Collection

The Man in the Mirror

Solutions Journalism Network

In response to the high incidence and increased visibility of sexual harassment and assault against women, programs have been initiated targeted at men with the goal of dismantling dangerous ideas of gender roles, sexuality, and consent. These programs are intervening in men’s lives at a variety of times—from adolescents who are just forming ideas of gender and sexuality to married couples caught in a cycle of violence. The programs examined in these collections have created effective avenues for education, often peer-to-peer, in regards to consent, sexual harassment, and sexual assault as well as therapy for those that are perpetrators of intimate partner violence. 

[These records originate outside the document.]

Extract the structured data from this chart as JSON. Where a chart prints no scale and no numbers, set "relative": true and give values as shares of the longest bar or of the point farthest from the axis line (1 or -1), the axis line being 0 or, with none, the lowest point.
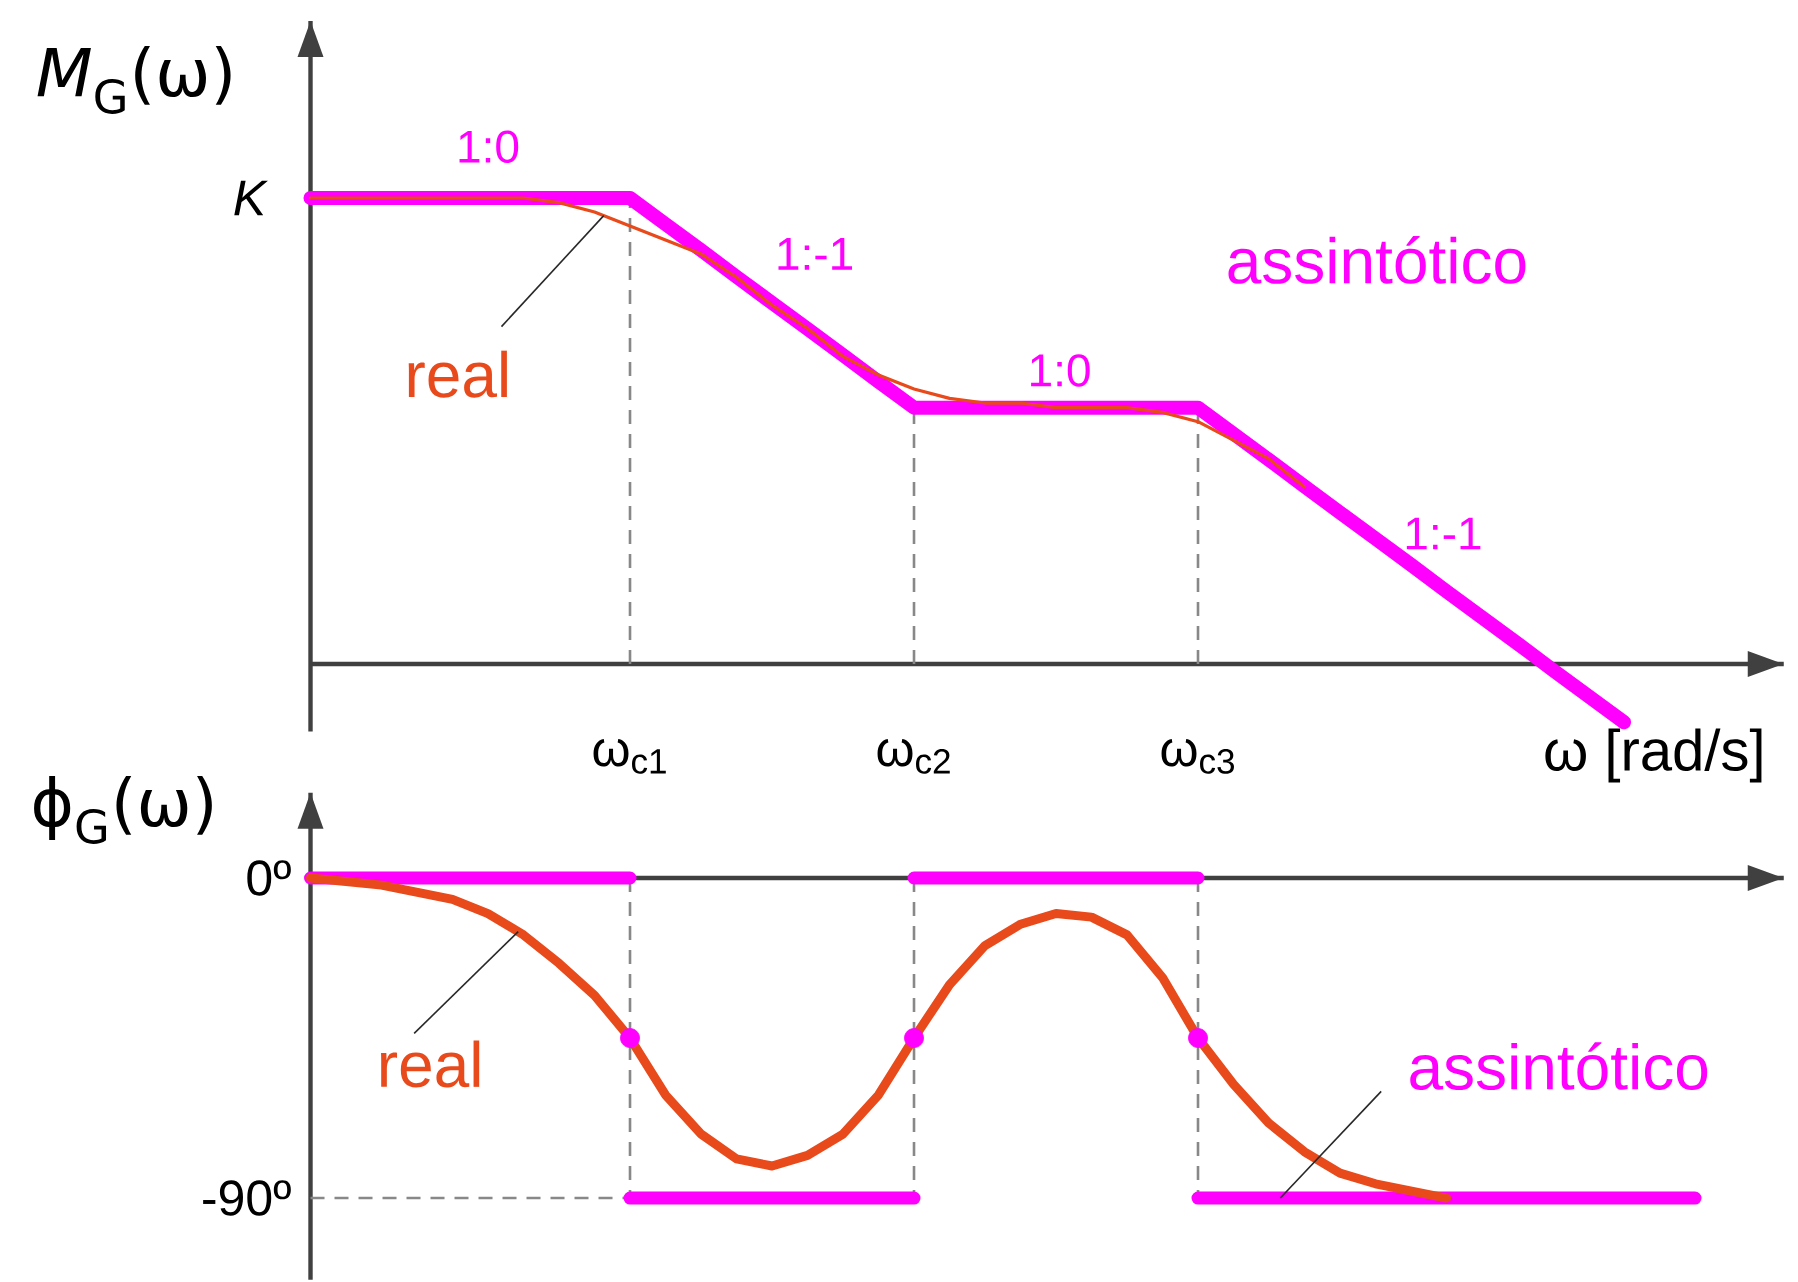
{
  "chart_data": [
    {
      "type": "line",
      "relative": true,
      "ylabel": "*M*$_{G}$(ω)",
      "xlabel": "ω [rad/s]",
      "categories": [
        null,
        null,
        null,
        null,
        null,
        null,
        null,
        null,
        null,
        "ω$_{c1}$",
        null,
        null,
        null,
        null,
        null,
        null,
        null,
        "ω$_{c2}$",
        null,
        null,
        null,
        null,
        null,
        null,
        null,
        "ω$_{c3}$",
        null,
        null,
        null,
        null,
        null,
        null,
        null,
        null,
        null,
        null,
        null,
        null,
        null,
        null
      ],
      "tick_labels": "x",
      "series": [
        {
          "name": "assintótico",
          "color": "#ff00ff",
          "values": [
            1,
            1,
            1,
            1,
            1,
            1,
            1,
            1,
            1,
            1,
            0.944,
            0.888,
            0.831,
            0.775,
            0.719,
            0.663,
            0.606,
            0.55,
            0.55,
            0.55,
            0.55,
            0.55,
            0.55,
            0.55,
            0.55,
            0.55,
            0.494,
            0.438,
            0.381,
            0.325,
            0.269,
            0.213,
            0.156,
            0.1,
            0.044,
            -0.013,
            -0.069,
            -0.125,
            null,
            null
          ]
        },
        {
          "name": "real",
          "color": "#e84a1b",
          "values": [
            1,
            1,
            1,
            1,
            1,
            1,
            1,
            0.99,
            0.97,
            0.94,
            0.91,
            0.88,
            0.83,
            0.77,
            0.72,
            0.66,
            0.62,
            0.59,
            0.57,
            0.56,
            0.56,
            0.55,
            0.55,
            0.55,
            0.54,
            0.52,
            0.48,
            0.44,
            0.38,
            null,
            null,
            null,
            null,
            null,
            null,
            null,
            null,
            null,
            null,
            null
          ]
        }
      ],
      "ref_lines": [
        {
          "axis": "x",
          "value": "ω$_{c1}$",
          "color": "#888888",
          "line_style": "dashed"
        },
        {
          "axis": "x",
          "value": "ω$_{c2}$",
          "color": "#888888",
          "line_style": "dashed"
        },
        {
          "axis": "x",
          "value": "ω$_{c3}$",
          "color": "#888888",
          "line_style": "dashed"
        }
      ],
      "annotations": [
        "K",
        "1:0",
        "1:-1",
        "1:0",
        "1:-1"
      ]
    },
    {
      "type": "line",
      "ylabel": "ϕ$_{G}$(ω)",
      "ylim": [
        -113,
        24
      ],
      "categories": [
        null,
        null,
        null,
        null,
        null,
        null,
        null,
        null,
        null,
        "ω$_{c1}$",
        null,
        null,
        null,
        null,
        null,
        null,
        null,
        "ω$_{c2}$",
        null,
        null,
        null,
        null,
        null,
        null,
        null,
        "ω$_{c3}$",
        null,
        null,
        null,
        null,
        null,
        null,
        null,
        null,
        null,
        null,
        null,
        null,
        null,
        null
      ],
      "yticks": [
        {
          "value": 0,
          "label": "0º"
        },
        {
          "value": -90,
          "label": "-90º"
        }
      ],
      "tick_labels": "y",
      "series": [
        {
          "name": "assintótico",
          "color": "#ff00ff",
          "values": [
            0,
            0,
            0,
            0,
            0,
            0,
            0,
            0,
            0,
            0,
            null,
            null,
            null,
            null,
            null,
            null,
            null,
            0,
            0,
            0,
            0,
            0,
            0,
            0,
            0,
            0,
            null,
            null,
            null,
            null,
            null,
            null,
            null,
            null,
            null,
            null,
            null,
            null,
            null,
            null
          ]
        },
        {
          "color": "#ff00ff",
          "values": [
            null,
            null,
            null,
            null,
            null,
            null,
            null,
            null,
            null,
            -90,
            -90,
            -90,
            -90,
            -90,
            -90,
            -90,
            -90,
            -90,
            null,
            null,
            null,
            null,
            null,
            null,
            null,
            -90,
            -90,
            -90,
            -90,
            -90,
            -90,
            -90,
            -90,
            -90,
            -90,
            -90,
            -90,
            -90,
            -90,
            -90
          ]
        },
        {
          "name": "real",
          "color": "#e84a1b",
          "values": [
            0,
            -1,
            -2,
            -4,
            -6,
            -10,
            -16,
            -24,
            -33,
            -45,
            -61,
            -72,
            -79,
            -81,
            -78,
            -72,
            -61,
            -45,
            -30,
            -19,
            -13,
            -10,
            -11,
            -16,
            -28,
            -45,
            -58,
            -69,
            -77,
            -83,
            -86,
            -88,
            -90,
            null,
            null,
            null,
            null,
            null,
            null,
            null
          ]
        },
        {
          "type": "scatter",
          "color": "#ff00ff",
          "marker": "circle",
          "values": [
            null,
            null,
            null,
            null,
            null,
            null,
            null,
            null,
            null,
            -45,
            null,
            null,
            null,
            null,
            null,
            null,
            null,
            -45,
            null,
            null,
            null,
            null,
            null,
            null,
            null,
            -45,
            null,
            null,
            null,
            null,
            null,
            null,
            null,
            null,
            null,
            null,
            null,
            null,
            null,
            null
          ]
        }
      ],
      "ref_lines": [
        {
          "axis": "x",
          "value": "ω$_{c1}$",
          "color": "#888888",
          "line_style": "dashed"
        },
        {
          "axis": "x",
          "value": "ω$_{c2}$",
          "color": "#888888",
          "line_style": "dashed"
        },
        {
          "axis": "x",
          "value": "ω$_{c3}$",
          "color": "#888888",
          "line_style": "dashed"
        },
        {
          "axis": "y",
          "value": -90,
          "color": "#888888",
          "line_style": "dashed"
        }
      ]
    }
  ]
}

Begun in 2015, the Talk Project collaborates with Los Angeles area high schools to have a peer educator teach students about consent—how it must be actively stated rather than implied and how it can be revoked at any time. Peer educators use skits and current events to connect with their audience, and demonstrate how received ideas and myths about masculinity and femininity can be harmful. In the three year since its inception, the Talk Project has engaged 3,000 teens in this critical conversation. In Boston a class teaching teenagers ‘porn literacy’ has held facilitated group conversations about how they are interpreting what they are seeing as they form their own thoughts about gender roles, intimacy, and consent. In this way, the conversations intervene against ideas communicated to male adolescents by some pornography about the primacy of male pleasure, dominance, and non-consensual aggression. The group One In Four educates male college students about consent, how to create a safe environment, and how to intervene if they observe an unsafe situation. A similar education is provided by No Means No, an organization founded by an artist and sexual violence survivor who was shocked to action by the rates of sexual violence in Kenya. In addition to education—including self-defense—for girls, No Means No provides education for boys regarding received ideas about gender, peer pressure, and bystander intervention.